The Internet is Littered With Terrible Relationship and Love Advice
And as a 33-year-old single man, I have no absolute answers for you either

Full disclaimer: I’m as single as they come. As single as single gets and I have been, happily, for a while now. So taking love advice from me probably doesn’t end in a dreamy destination wedding and picket white fence.
But at least I’m honest enough to just come out and say so.
Last time I checked, nobody is anywhere close to having love figured out well enough to be giving how-to-tutorials on relationships. It wouldn’t shock me to find out a few of these so-called and self-proclaimed love gurus were in the middle of nasty divorces. It’s more probable than them being in a perfect relationship, divorce statistics and common sense tell us this much.
Reading Words Do You No Good If You Don’t Take Action
For starters, nothing anyone has written or can write will lead to you finding the perfect relationship. Mainly because there’s no such thing as the perfect relationship.
Also though, because how could it? Sure a good, open, and honest article or post on relationships or love can help. It can help you improve yourself, your approach, and standards — but it can’t make initially approaching someone you’ve never met and asking them out or for their number any less awkward or intimidating.
No article you’ll read online or elsewhere will provide you with the courage and willingness it takes to put yourself out there to a stranger, or anyone else — and potentially be rejected.
That goes for this one and everything else I’ve written as well — despite the fact my posts on relationships and love have ironically performed and earned far better than almost everything else I have written about online.

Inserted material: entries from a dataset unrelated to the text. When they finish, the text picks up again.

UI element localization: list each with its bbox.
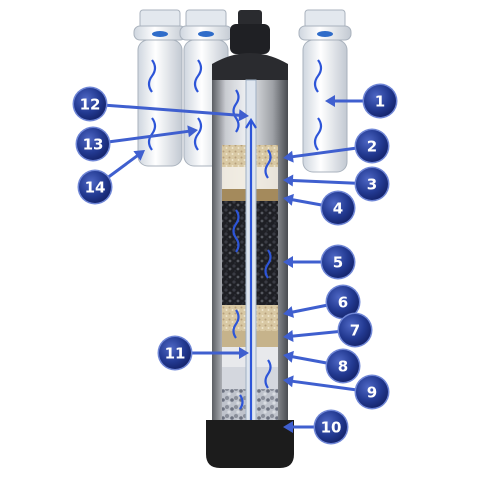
control-valve bbox=[238, 10, 262, 26]
callout-8: 8 bbox=[283, 348, 361, 384]
filter-tank bbox=[206, 10, 294, 468]
callout-11: 11 bbox=[157, 335, 249, 371]
badge-6 bbox=[327, 286, 359, 318]
leader-line-2 bbox=[289, 146, 357, 159]
arrowhead-4 bbox=[283, 193, 294, 206]
leader-line-9 bbox=[289, 379, 357, 392]
callout-7: 7 bbox=[283, 312, 373, 348]
leader-line-6 bbox=[289, 303, 328, 315]
callout-number-4: 4 bbox=[333, 200, 343, 218]
cartridge-flow-arrows bbox=[147, 59, 323, 151]
arrowhead-8 bbox=[283, 350, 294, 363]
callout-10: 10 bbox=[283, 409, 349, 445]
tank-dome bbox=[212, 53, 288, 82]
callout-13: 13 bbox=[75, 125, 198, 162]
badge-4 bbox=[322, 192, 354, 224]
cartridge-housing-right bbox=[298, 9, 352, 173]
callout-number-1: 1 bbox=[375, 93, 385, 111]
callout-number-2: 2 bbox=[367, 138, 377, 156]
arrowhead-12 bbox=[238, 109, 249, 122]
callout-4: 4 bbox=[283, 190, 356, 226]
callout-number-5: 5 bbox=[333, 254, 343, 272]
callout-number-13: 13 bbox=[83, 136, 104, 154]
badge-11 bbox=[159, 337, 191, 369]
badge-9 bbox=[356, 376, 388, 408]
arrowhead-13 bbox=[187, 125, 198, 138]
badge-8 bbox=[327, 350, 359, 382]
callout-14: 14 bbox=[77, 150, 145, 205]
badge-10 bbox=[315, 411, 347, 443]
arrowhead-2 bbox=[283, 150, 294, 163]
arrowhead-1 bbox=[325, 95, 335, 107]
callout-number-7: 7 bbox=[350, 322, 360, 340]
callout-6: 6 bbox=[283, 284, 361, 320]
callout-number-3: 3 bbox=[367, 176, 377, 194]
callout-number-10: 10 bbox=[321, 419, 342, 437]
arrowhead-3 bbox=[283, 174, 294, 187]
badge-13 bbox=[77, 128, 109, 160]
arrowhead-7 bbox=[283, 330, 294, 343]
leader-line-4 bbox=[289, 197, 323, 207]
arrowhead-5 bbox=[283, 256, 293, 268]
callout-2: 2 bbox=[283, 128, 390, 164]
callout-number-6: 6 bbox=[338, 294, 348, 312]
leader-line-12 bbox=[105, 103, 243, 117]
arrowhead-10 bbox=[283, 421, 293, 433]
badge-7 bbox=[339, 314, 371, 346]
leader-line-13 bbox=[108, 129, 192, 144]
badge-3 bbox=[356, 168, 388, 200]
callout-number-8: 8 bbox=[338, 358, 348, 376]
badge-12 bbox=[74, 88, 106, 120]
leader-line-14 bbox=[106, 152, 141, 179]
callout-number-14: 14 bbox=[85, 179, 106, 197]
cartridge-housings bbox=[133, 9, 352, 173]
callout-12: 12 bbox=[72, 86, 249, 122]
arrowhead-6 bbox=[283, 306, 294, 318]
badge-2 bbox=[356, 130, 388, 162]
arrowhead-9 bbox=[283, 375, 294, 388]
callout-3: 3 bbox=[283, 166, 390, 202]
callout-1: 1 bbox=[325, 83, 398, 119]
leader-line-7 bbox=[289, 330, 340, 338]
arrowhead-14 bbox=[133, 150, 145, 161]
badge-1 bbox=[364, 85, 396, 117]
leader-line-3 bbox=[289, 178, 357, 185]
tank-flow-arrows bbox=[232, 89, 272, 420]
callout-number-11: 11 bbox=[165, 345, 186, 363]
arrowhead-11 bbox=[239, 347, 249, 359]
tank-base bbox=[206, 420, 294, 468]
callout-number-12: 12 bbox=[80, 96, 101, 114]
cartridge-housing-left-1 bbox=[133, 9, 187, 167]
callout-number-9: 9 bbox=[367, 384, 377, 402]
badge-14 bbox=[79, 171, 111, 203]
callout-9: 9 bbox=[283, 374, 390, 410]
leader-line-8 bbox=[289, 354, 328, 365]
badge-5 bbox=[322, 246, 354, 278]
callout-5: 5 bbox=[283, 244, 356, 280]
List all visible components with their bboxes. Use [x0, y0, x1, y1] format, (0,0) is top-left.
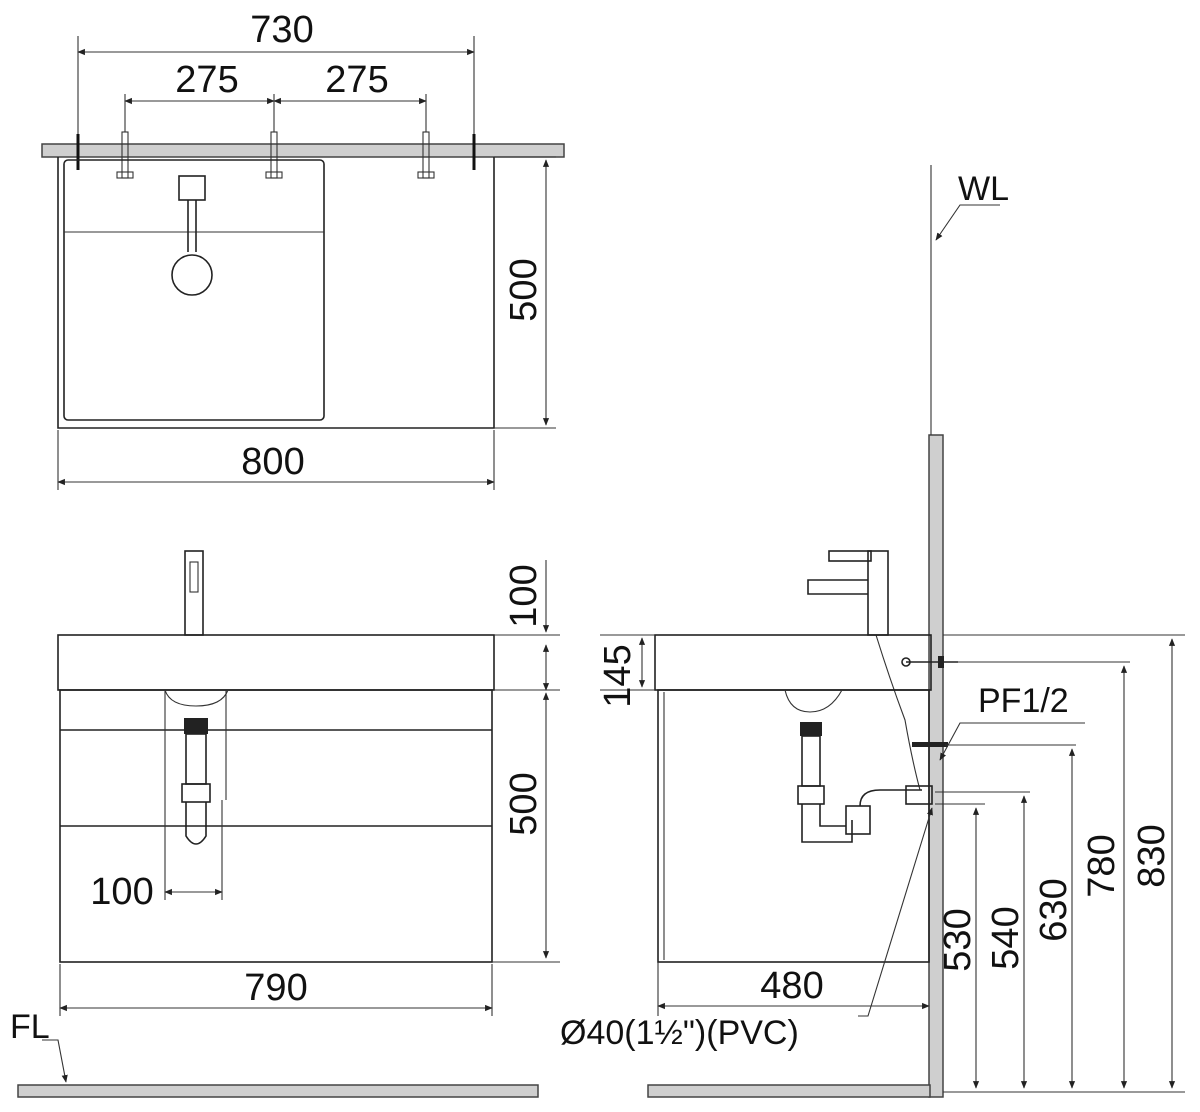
dim-480: 480 [760, 965, 823, 1007]
floor-label: FL [10, 1008, 50, 1046]
front-view: 100 100 500 790 FL [10, 550, 560, 1098]
plan-cabinet-outline [57, 157, 495, 429]
dim-500-height: 500 [503, 772, 545, 835]
dim-780: 780 [1081, 834, 1123, 897]
side-drain [784, 689, 933, 843]
front-faucet [184, 550, 204, 636]
dim-275-left: 275 [175, 59, 238, 101]
dim-500-depth: 500 [503, 258, 545, 321]
dim-100-drain: 100 [90, 871, 153, 913]
side-faucet [807, 550, 921, 791]
front-drain-trap [164, 689, 229, 845]
plan-faucet [171, 175, 213, 296]
dim-790: 790 [244, 967, 307, 1009]
supply-label: PF1/2 [978, 682, 1069, 720]
dim-145: 145 [597, 644, 639, 707]
drain-label: Ø40(1½")(PVC) [560, 1014, 799, 1052]
plan-countertop [41, 143, 565, 158]
side-view: WL [560, 165, 1185, 1098]
dim-530: 530 [937, 908, 979, 971]
dim-800: 800 [241, 441, 304, 483]
front-floor [17, 1084, 539, 1098]
side-basin [654, 634, 932, 691]
dim-275-right: 275 [325, 59, 388, 101]
side-wall [928, 434, 944, 1098]
dim-830: 830 [1131, 824, 1173, 887]
dim-540: 540 [985, 906, 1027, 969]
dim-100-faucet: 100 [503, 564, 545, 627]
side-floor [647, 1084, 931, 1098]
side-supply-valve [901, 656, 958, 747]
plan-view: 730 275 275 500 800 [41, 9, 565, 490]
plan-basin [63, 159, 325, 421]
wall-label: WL [958, 170, 1009, 208]
dim-630: 630 [1033, 878, 1075, 941]
front-basin-top [57, 634, 495, 691]
dim-730: 730 [250, 9, 313, 51]
side-cabinet [657, 689, 930, 963]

Only you can get over your insecurities, overcome your irrational but natural fear of approaching a potential love interest and asking them out.
It is action and only action that will lead to a relationship — if you’re into that sorta thing. While reading the right words beforehand, or saying the perfect ones at the perfect time can help — execution is still what matters most.
The Problem With Most Relationship Advice Online
To put it plainly, most of it is non-sensical bullshit. It is designed to sell you a dream.
It plays on both your desires and fears, is riddled with keywords, with a misleading title plastered at the top. Almost proudly.
The kind that could serve as the poster boy for click-bait and one the article itself rarely delivers on.
Most of it is written to help the author and publication or website, not the reader.
It is created thoughtlessly by people who are probably super talented writers, but their work gets watered down by corporate editors, politically correct publishers, and digital publications who have advertisers tho think about.
Entities and individuals who are only concerned with their bottom line and not offending anyone — as opposed to providing actual value and genuine stories to their readers.
Nobody Knows Nothin’
The truth is, these so-called professors of love and relationship “experts” are as clueless as the rest of us on the subject.
While we can gain plenty of helpful insights and perspectives from a good article or post about relationships, one where the writer is being authentic and open rather than condescending, at the end of the day we have to throw ourselves into the fray and take a chance if we ever hope to land in even a half-decent relationship — and maybe even learn a thing or two while we’re at it if we’re lucky.